Купить и скачать полную версию книги в форматах FB2, ePub, MOBI, TXT, HTML, RTF и других
© Мария Викторовна Гарзийо, 2019
ISBN 978-5-0050-5299-5
Создано в интеллектуальной издательской системе Ridero
Я не принадлежу к числу тех счастливчиков, что умеют запросто завязать разговор с первым встречным и взрастить из случайной встречи многолетнюю дружбу. Более того мой сдержанный нордический характер неоднократно побуждал меня уткнуться в книгу, дабы избежать диалога с проходящим мимо или толкающимся неподалеку в автобусе бывшим одноклассником или работником соседнего отделения. Я не умею нести добродушную бессмысленную чушь, а отколупывать кусочек настоящей скорлупки для этих чужаков мне жалко. Потому и сейчас, устроившись поудобнее, на сколько это возможно, в твердом пластмассовом кресле аэропорта, я утыкаюсь в свой айфон, игнорируя копошащихся вокруг собратьев. Рейс AirBaltic Париж — Рига задерживается на неопределенное время по неопределенным причинам. Напротив меня две дородные мамаши разворачивают взопревшие бутерброды. Судя по мощному запаху, примитивные кулинарные изделия провели в дороге не одни сутки. «Ешь, Оля!» пихает одна тучная путешественница в бок вялую девицу, примостившуюся рядом. «Ничего в этом нет постыдного» добавляет вторая, заглатывая громадный кусок докторской. Девица смущается и сдержанно отнекивается. Я перевожу взгляд на некрасивого, но ухоженного француза в дорогих ботинках из кожи питона. Его длинный нос, вынырнув из-за бумажного щита журнала Фигаро, морщинится, уловив чужеродный аромат. Мне на мгновение становится стыдно перед европейским щеголем за доморощенность соотечественниц. Думает наверно сейчас: «И зачем возить с собой вспотевшие вонючие сэндвичи, когда можно в любое время купить свежие?» Я мысленно составляю аргументированный ответ на этот вопрос, вплетая в иллюзорную речь особенности культуры и истории. В тот момент, когда я дохожу до слезного параграфа, посвященного продуктам по талонам, справа от меня на сидение обрушивается ворох чьих-то вещей.
«То сними, то надень! То макароны звенят! Что может в макаронах звенеть?» раздается вслед за ними недовольный женский голос. Этот гневный возглас вряд ли может быть обращен ко мне, поэтому я тактично отодвигаюсь, едва заметив краем глаза хозяйку беспардонного вороха, высокую тощую блондинку.
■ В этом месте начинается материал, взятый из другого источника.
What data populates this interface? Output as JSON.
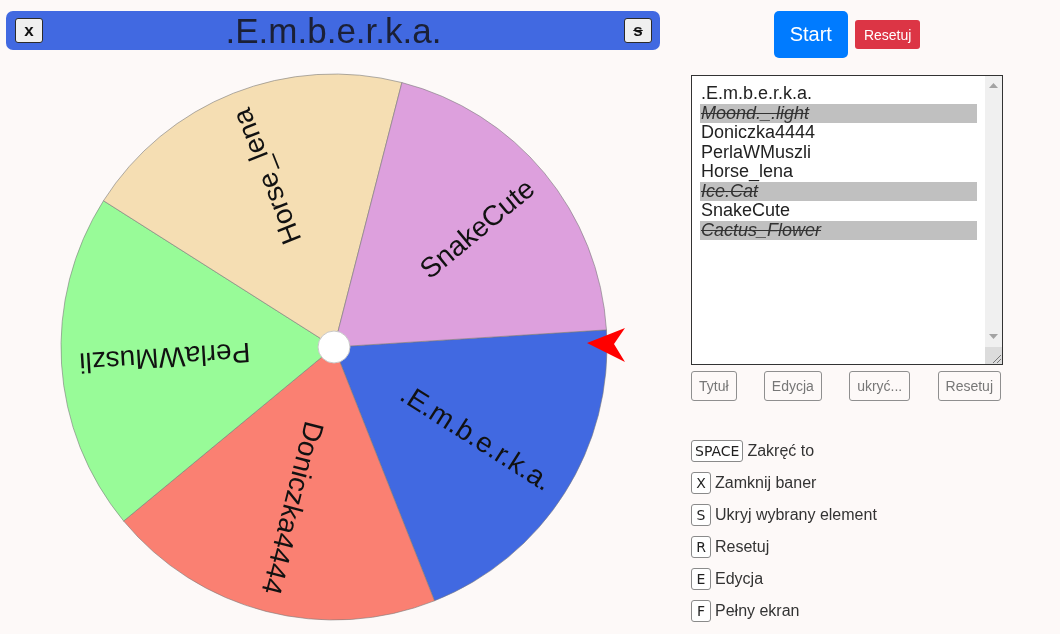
{
  "banner": {
    "buttons": [
      {
        "label": "x",
        "kind": "close"
      },
      {
        "label": "s",
        "kind": "hide"
      }
    ],
    "title": ".E.m.b.e.r.k.a."
  },
  "wheel": {
    "segments": [
      {
        "label": ".E.m.b.e.r.k.a.",
        "color": "#4169e1"
      },
      {
        "label": "Doniczka4444",
        "color": "#fa8072"
      },
      {
        "label": "PerlaWMuszli",
        "color": "#98fb98"
      },
      {
        "label": "Horse_lena",
        "color": "#f5deb3"
      },
      {
        "label": "SnakeCute",
        "color": "#dda0dd"
      }
    ]
  },
  "actions": [
    {
      "label": "Start",
      "kind": "primary"
    },
    {
      "label": "Resetuj",
      "kind": "danger"
    }
  ],
  "entries": [
    {
      "text": ".E.m.b.e.r.k.a.",
      "hidden": false
    },
    {
      "text": "Moond._.light",
      "hidden": true
    },
    {
      "text": "Doniczka4444",
      "hidden": false
    },
    {
      "text": "PerlaWMuszli",
      "hidden": false
    },
    {
      "text": "Horse_lena",
      "hidden": false
    },
    {
      "text": "Ice.Cat",
      "hidden": true
    },
    {
      "text": "SnakeCute",
      "hidden": false
    },
    {
      "text": "Cactus_Flower",
      "hidden": true
    }
  ],
  "entry_buttons": [
    "Tytuł",
    "Edycja",
    "ukryć...",
    "Resetuj"
  ],
  "shortcuts": [
    {
      "key": "SPACE",
      "label": "Zakręć to"
    },
    {
      "key": "X",
      "label": "Zamknij baner"
    },
    {
      "key": "S",
      "label": "Ukryj wybrany element"
    },
    {
      "key": "R",
      "label": "Resetuj"
    },
    {
      "key": "E",
      "label": "Edycja"
    },
    {
      "key": "F",
      "label": "Pełny ekran"
    }
  ]
}
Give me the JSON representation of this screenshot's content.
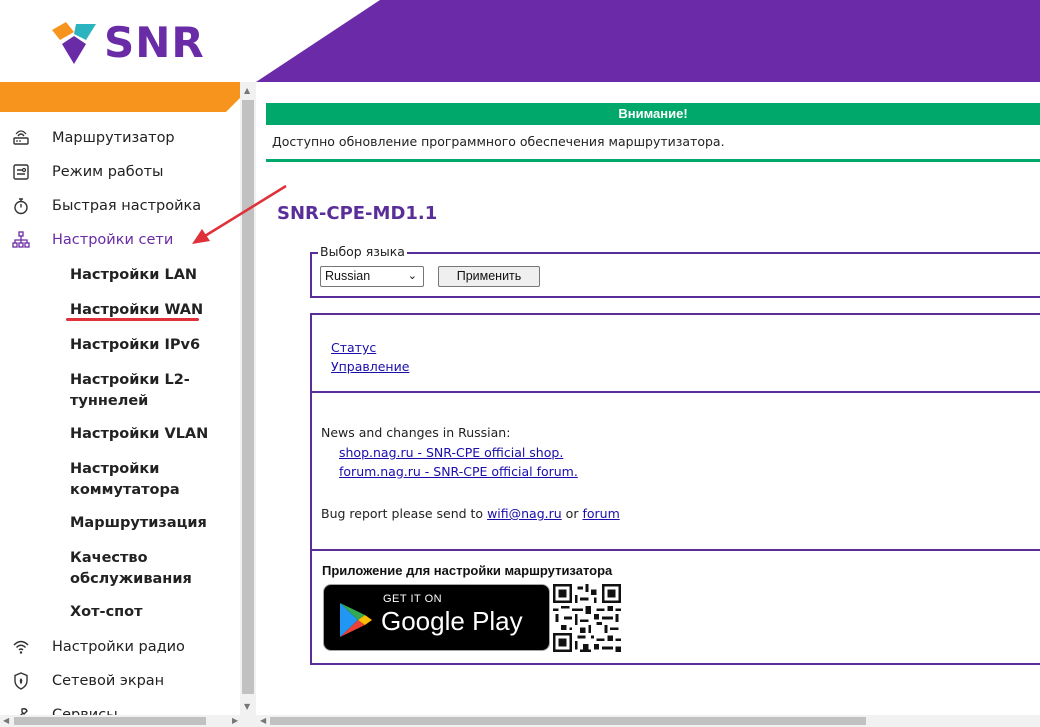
{
  "brand": {
    "name": "SNR",
    "purple": "#6a2ba6",
    "orange": "#f7941d",
    "header_purple": "#6b2aa8"
  },
  "sidebar": {
    "items": [
      {
        "label": "Маршрутизатор",
        "icon": "router-icon"
      },
      {
        "label": "Режим работы",
        "icon": "mode-icon"
      },
      {
        "label": "Быстрая настройка",
        "icon": "stopwatch-icon"
      },
      {
        "label": "Настройки сети",
        "icon": "network-icon"
      },
      {
        "label": "Настройки радио",
        "icon": "wifi-icon"
      },
      {
        "label": "Сетевой экран",
        "icon": "firewall-icon"
      },
      {
        "label": "Сервисы",
        "icon": "services-icon"
      }
    ],
    "subitems": [
      {
        "label": "Настройки LAN"
      },
      {
        "label": "Настройки WAN"
      },
      {
        "label": "Настройки IPv6"
      },
      {
        "label": "Настройки L2-туннелей"
      },
      {
        "label": "Настройки VLAN"
      },
      {
        "label": "Настройки коммутатора"
      },
      {
        "label": "Маршрутизация"
      },
      {
        "label": "Качество обслуживания"
      },
      {
        "label": "Хот-спот"
      }
    ]
  },
  "alert": {
    "title": "Внимание!",
    "message": "Доступно обновление программного обеспечения маршрутизатора.",
    "color": "#00a96b"
  },
  "main": {
    "title": "SNR-CPE-MD1.1",
    "language": {
      "legend": "Выбор языка",
      "selected": "Russian",
      "apply_label": "Применить"
    },
    "links": {
      "status": "Статус",
      "management": "Управление"
    },
    "news": {
      "heading": "News and changes in Russian:",
      "shop": "shop.nag.ru - SNR-CPE official shop.",
      "forum": "forum.nag.ru - SNR-CPE official forum."
    },
    "bug": {
      "prefix": "Bug report please send to",
      "email": "wifi@nag.ru",
      "or": "or",
      "forum": "forum"
    },
    "app": {
      "title": "Приложение для настройки маршрутизатора",
      "get_it_on": "GET IT ON",
      "store": "Google Play"
    }
  }
}
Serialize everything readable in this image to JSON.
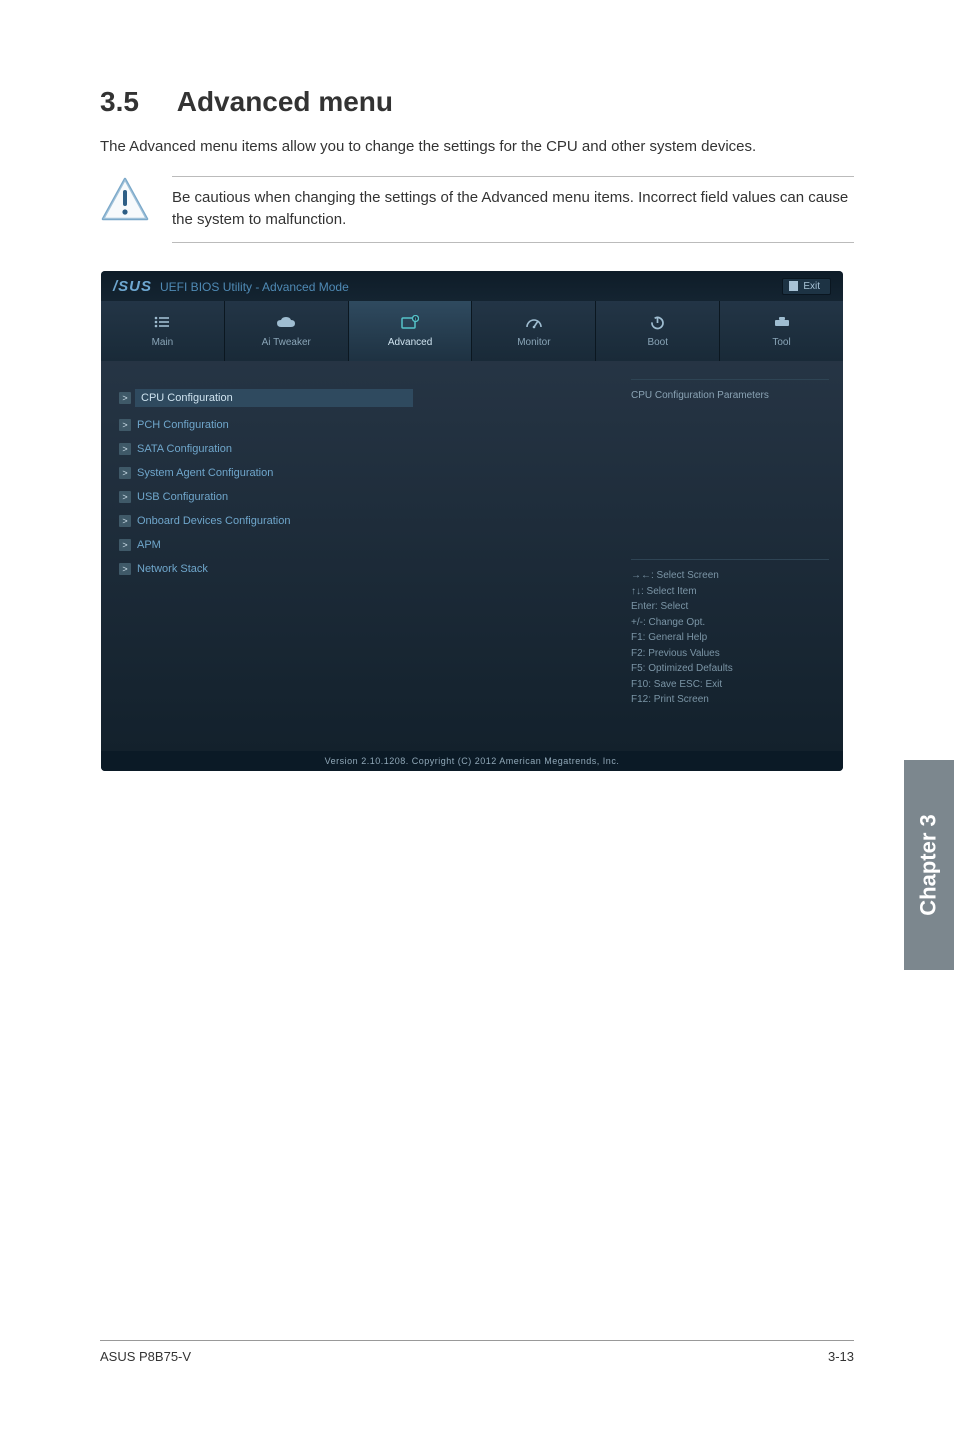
{
  "section": {
    "number": "3.5",
    "title": "Advanced menu"
  },
  "intro": "The Advanced menu items allow you to change the settings for the CPU and other system devices.",
  "caution": "Be cautious when changing the settings of the Advanced menu items. Incorrect field values can cause the system to malfunction.",
  "bios": {
    "logo": "/SUS",
    "title": "UEFI BIOS Utility - Advanced Mode",
    "exit": "Exit",
    "tabs": [
      {
        "label": "Main"
      },
      {
        "label": "Ai  Tweaker"
      },
      {
        "label": "Advanced",
        "selected": true
      },
      {
        "label": "Monitor"
      },
      {
        "label": "Boot"
      },
      {
        "label": "Tool"
      }
    ],
    "menu": [
      {
        "label": "CPU Configuration",
        "selected": true
      },
      {
        "label": "PCH Configuration"
      },
      {
        "label": "SATA Configuration"
      },
      {
        "label": "System Agent Configuration"
      },
      {
        "label": "USB Configuration"
      },
      {
        "label": "Onboard Devices Configuration"
      },
      {
        "label": "APM"
      },
      {
        "label": "Network Stack"
      }
    ],
    "help_title": "CPU Configuration Parameters",
    "keys": [
      "→←: Select Screen",
      "↑↓: Select Item",
      "Enter: Select",
      "+/-: Change Opt.",
      "F1: General Help",
      "F2: Previous Values",
      "F5: Optimized Defaults",
      "F10: Save   ESC: Exit",
      "F12: Print Screen"
    ],
    "footer": "Version  2.10.1208.   Copyright  (C)  2012  American  Megatrends,  Inc."
  },
  "chapter_tab": "Chapter 3",
  "footer": {
    "left": "ASUS P8B75-V",
    "right": "3-13"
  }
}
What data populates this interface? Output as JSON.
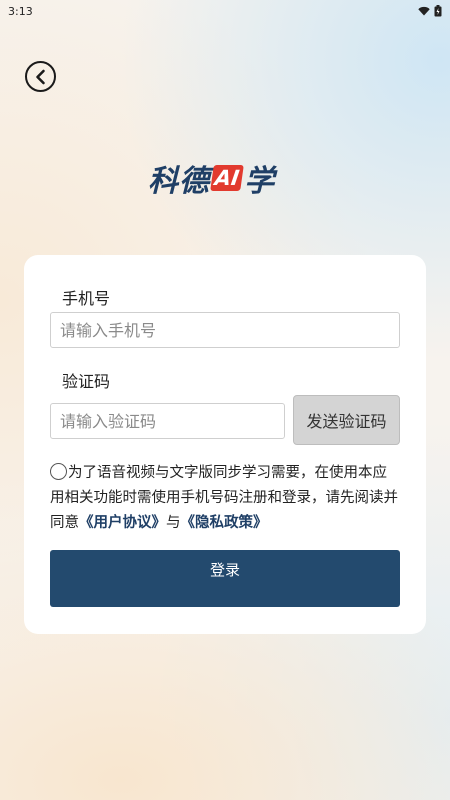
{
  "status_bar": {
    "time": "3:13",
    "wifi_icon": "wifi-icon",
    "battery_icon": "battery-icon"
  },
  "header": {
    "back_icon": "chevron-left-icon"
  },
  "logo": {
    "text_left": "科德",
    "text_ai": "AI",
    "text_right": "学",
    "colors": {
      "text": "#1f3f66",
      "ai_badge": "#e23a2e"
    }
  },
  "form": {
    "phone_label": "手机号",
    "phone_placeholder": "请输入手机号",
    "phone_value": "",
    "code_label": "验证码",
    "code_placeholder": "请输入验证码",
    "code_value": "",
    "send_code_label": "发送验证码",
    "agreement": {
      "text_before": "为了语音视频与文字版同步学习需要，在使用本应用相关功能时需使用手机号码注册和登录，请先阅读并同意",
      "user_agreement": "《用户协议》",
      "conjunction": "与",
      "privacy_policy": "《隐私政策》",
      "checked": false
    },
    "login_label": "登录"
  },
  "colors": {
    "primary": "#234a6e",
    "send_button_bg": "#d4d4d4"
  }
}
Стоит мне вернуться к увлекательнейшему процессу разведения лягушек в электронной игре Pocket Frogs, как блондинка повторяет свой риторический вопрос, на сей раз, обращаясь непосредственно ко мне.
— Что может звенеть в макаронах?
Я поднимаю на нее глаза с отражающимися в зрачках лягушками и отстраненно мотаю головой.
— Сегодня утром в Ладюре купила, — поясняет между тем девушка, ни сколько не смущенная моей дремучей холодностью, — Родителям в подарок. В магазине мне коробку запечатали.
Я киваю. Ну, запечатали, так запечатали. Родителям, так родителям. Я-то тут причем. Надеюсь, она не предложит мне сейчас вскрыть эту коробку, и сожрать разноцветные бисквиты, лишив, таким образом, французского денди последних иллюзий в адрес диких и прожорливых выходцев из бывшего союза.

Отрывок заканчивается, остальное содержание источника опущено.